Increasing Access to the Veterans of Hope Collection

 

Image of Vincent Harding

New Rose Library Intern Hannah Stubblefield is a graduate student at the University of Illinois pursuing a degree in Library/Information Science.

My name is Hannah, and I am a graduate student in Library and Information science, concentrating in Archives and Special Collections at the University of Illinois, Urbana-Champaign. My affinity for working with archival materials, both in preservation and access, grew during my undergraduate studies where I worked as a research assistant to two of my professors working with collection materials for their research projects. I began my graduate degree at the height of the COVID-19 pandemic and opportunities to gain practical experience alongside my studies have been difficult to obtain as one can imagine! In the field of Library Science gaining experience is a crucial element in learning how to apply what one is learning in the classroom to a real-world, everyday work environment. My program allows students to participate in a practicum (or internship), a guided learning experience while also earning course credit. I chose to embark on this opportunity for my Spring semester this year and this is how I came to Emory.

I know Emory University well having resided in Atlanta for several years and of course, the distinguished Stuart A. Rose Manuscript, Archives, & Rare Book Library for its collections and reputation of engaging communities by providing access to its renowned materials.
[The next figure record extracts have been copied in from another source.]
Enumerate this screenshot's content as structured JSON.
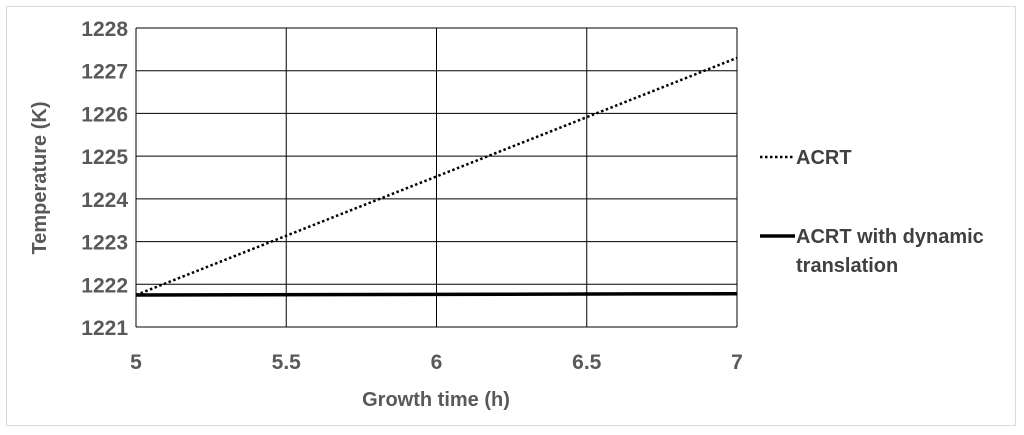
{
  "chart_data": {
    "type": "line",
    "title": "",
    "xlabel": "Growth time (h)",
    "ylabel": "Temperature (K)",
    "xlim": [
      5,
      7
    ],
    "ylim": [
      1221,
      1228
    ],
    "x_ticks": [
      "5",
      "5.5",
      "6",
      "6.5",
      "7"
    ],
    "y_ticks": [
      "1221",
      "1222",
      "1223",
      "1224",
      "1225",
      "1226",
      "1227",
      "1228"
    ],
    "grid": true,
    "legend_position": "right",
    "series": [
      {
        "name": "ACRT",
        "line_style": "dotted",
        "color": "#000000",
        "x": [
          5,
          7
        ],
        "y": [
          1221.75,
          1227.3
        ]
      },
      {
        "name": "ACRT with dynamic translation",
        "legend_lines": [
          "ACRT with dynamic",
          "translation"
        ],
        "line_style": "solid",
        "color": "#000000",
        "x": [
          5,
          7
        ],
        "y": [
          1221.75,
          1221.78
        ]
      }
    ]
  }
}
I connected with a staff member to discuss if participating in a practicum would be a possibility — networking is a wonderful way to connect with colleagues in the field and I have found that many are willing to help students if they are able — and I am grateful to have been granted this opportunity. I am passionate about increasing access to materials for researchers as there is higher demand for collection materials to be made more accessible and available digitally. Additionally, I am passionate about the user-oriented reference side of archives and enjoy the detail-oriented nature of the work to help provide library users with access to a variety of knowledge and resources.

For my practicum, I am working with Elizabeth Roke, the Discovery & Metadata Archivist for the Rose Library on the Veterans of Hope Project collection. This collection contains interviews with numerous human rights activists conducted by Dr. Vincent Harding. Vincent and Rosemarie Freeney Harding, historians, and longtime advocates for social justice, particularly in the Southern Freedom Movement during the 1960s. The VOHP grew out of Harding’s years of dedication to working with and creating a network of friends in social justice movements to teach nonviolence, mentor participants, and explore avenues to racial justice. Oral histories in the VOHP document the lives, influences, and models of activism through their friends and colleagues such as John Biggers, Anne Braden, Elizabeth Catlett, James Foreman, Carol King, James Lawson, Bob Moses, Wallace Deen Muhammed, C.T. Vivian, Andrew Young, and others. These interviews were conducted by Vincent Harding with occasional aid from his daughter Rachel Harding and a colleague Sudarshan Kapur, a Gandhian Scholar. The collection materials were gifted to the Rose Library by Rachel Harding in 2014. The Veterans of Hope Project continues the important work of its founders today as a 501(3)c non-profit in Denver, Colorado co-directed by Vincent Harding’s daughter Rachel and his niece, Gloria Smith. You can find more information regarding the VOHP non-profit here: https://www.veteransofhope.org/

The Veterans of Hope collection documents social activism that spans decades, communities, and continents. A major challenge for this collection is its size and scope, making it difficult to access. My goal for this project is to increase usability for researchers not only digitally online through Emory’s Aviary platform, https://aviary.libraries.emory.edu/ but also by creating links to the VOHP collection in non-traditional library resources such as Wikidata and Wikipedia to expand discovery of this important collection beyond Emory. By the end of this practicum, I hope to have accomplished providing this accessibility to the recordings allowing them to be fully discoverable online and to provide a more navigable system for researchers to access what they need in this collection. My hope is that researchers will utilize the experiences of the interviewees to engage in conversations about how social activism and human rights movements have changed over time and where their example is utilized as a foundation for modern movements.